Harris: Compliance with the FRCP, ensuring policies are effectively enforced cross-departmentally, leveraging technology to improve processes, and improving communication between legal and IT all comes down to the defensible and predictable management of ESI. This Information Governance means taking actions specifically devoted to improving the way ESI is captured, retained and managed.

Fios has experience in developing programs to reduce the cost, risk and time associated with all phases of the process. As part of this planning, we help clients identify methodologies for retaining information that has business value and eliminating the information that does not. Our goal is also to improve the way information is organized and structured, so that both IT and legal can understand what content exists, how it is structured, and how accessibility can be improved. This is particularly important in the early stages of discovery - identification, preservation and collection - as this is where most companies make the biggest mistakes (i.e. Morgan Stanley, Intel, & Zubulake).

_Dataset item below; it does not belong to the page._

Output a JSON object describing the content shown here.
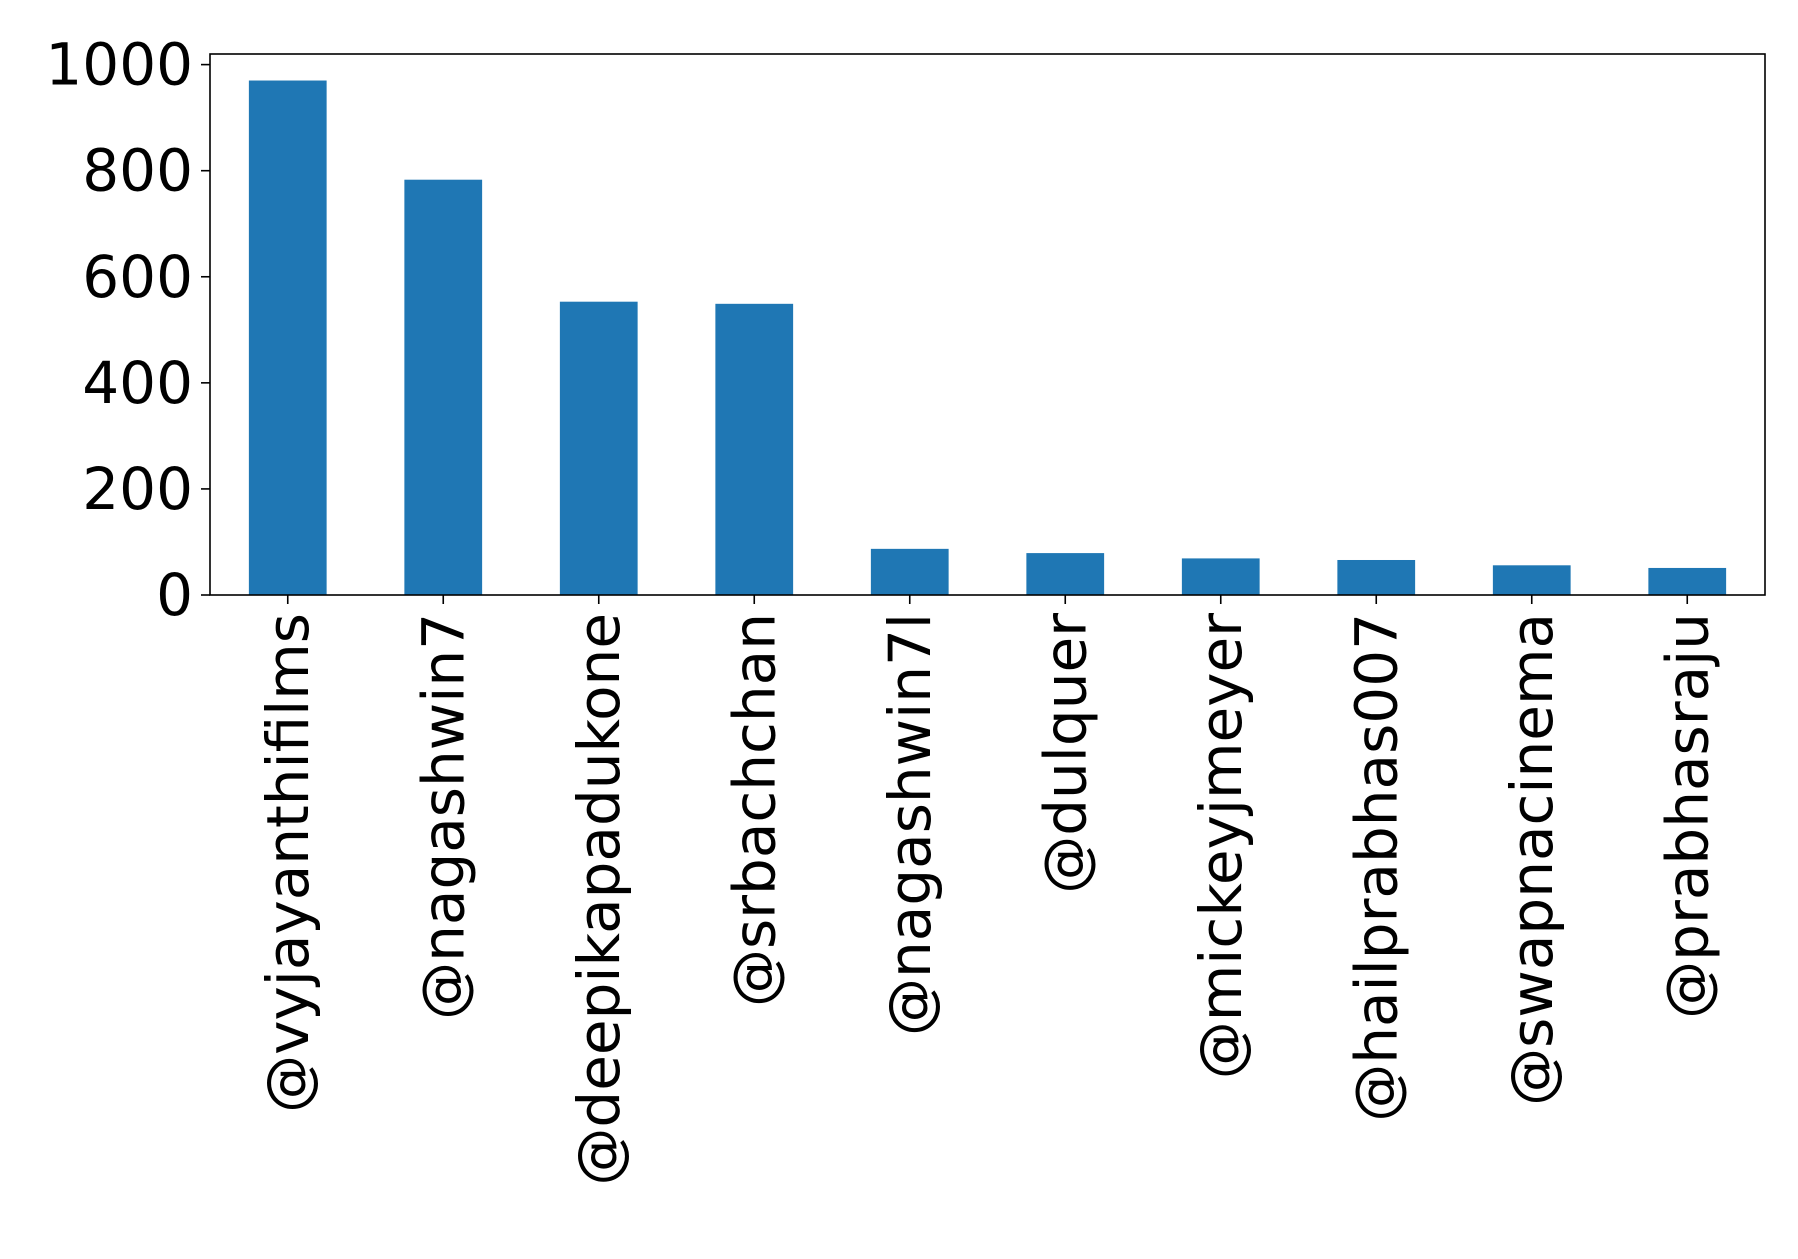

Companies need to start with a six- to 12-month review of records management policies and analyze how current policies get implemented and what practices are in place to insure compliance when legal holds are required or when they expire. For example, with the e-mail archiving, does the system have the ability to place a hold by custodian or only by server? It all gets back to focusing on processes and procedures and doing it in the context of e-discovery risk. Focus on processes that produce the highest returns and the greatest chance of success for both the company and its shareholders.